As The Guardian reports, scientists at England's Francis Crick Insitute and University College London "stumbled" upon a stretch of DNA that doesn't code for proteins — a "gene desert," as they're calling it, that strongly appears to be linked to IBD.

While it shares a similar name and set of symptoms with Irritable Bowel Syndrome (IBS), IBD is distinct in its severity and can be life-threatening if left untreated.

The two disorders do share one other major thing in common: nobody really knows what causes either. But with the discovery of this "gene desert," that may soon change for IBD.

As the Crick Institute researchers wrote in their paper, published this week in the journal Nature, the strange chromosomal weak spot that scientists found almost by accident appears only in white blood cells known as "macrophages," which release a chemical called cytokine that catalyzes the intestinal inflammation that characterizes IBD.

In an interview with the BBC, James Lee of the Crick Institute said that when looking into the weak spot, researchers found that the bit of genetic code they'd pinpointed acts as the "master regulator" of macrophage function, sitting "right at the top of the pyramid" and dictating what chemicals are released.

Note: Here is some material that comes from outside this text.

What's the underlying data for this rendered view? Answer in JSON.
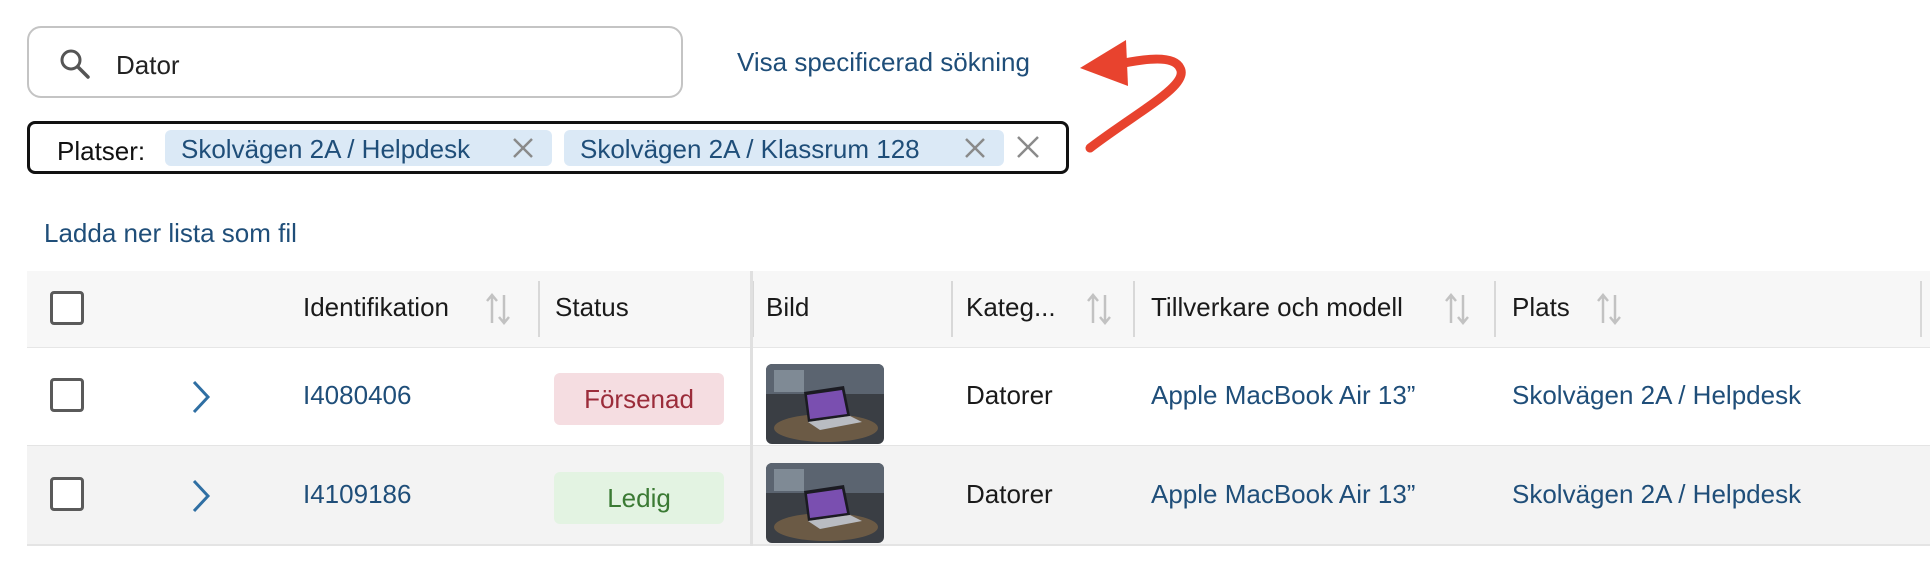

In people without IBD — and without the "gene desert" in question — that section of DNA releases white blood cells like normal, which attack bacteria when necessary and chill out otherwise. For those who have the inherited weak spot, however, the release of cytokines seems overactive, flooding the intestines with the inflammation-making chemicals.

"What we have found is one of the very central pathways that goes wrong when people get inflammatory bowel disease," Lee told The Guardian, "and this has been something of a holy grail."

Researchers also found, strikingly, that 95 percent of people with IBD had the same chromosomal weak spot, strongly suggesting that the two are related.

What's more, the Crick researchers also discovered that a class of anticancer drugs known as MEK inhibitors, which already exist and are used widely to block or kill cancer cells, were found to reduce inflammation in gut cells taken from IBD subjects. Further study will be needed until they can be used safely — and because white blood cells play an important part in bacterial response, scientists don't want to completely knock them out.

Still, the one-two punch of discovering this potential genetic smoking gun and a potential way to reduce the worst symptoms of IBD and other inflammation-related immunological disorders constitutes a massive set of discoveries — and could, down the line, improve the quality of life for the estimated 10 million people who suffer from this common and debilitating illness around the world.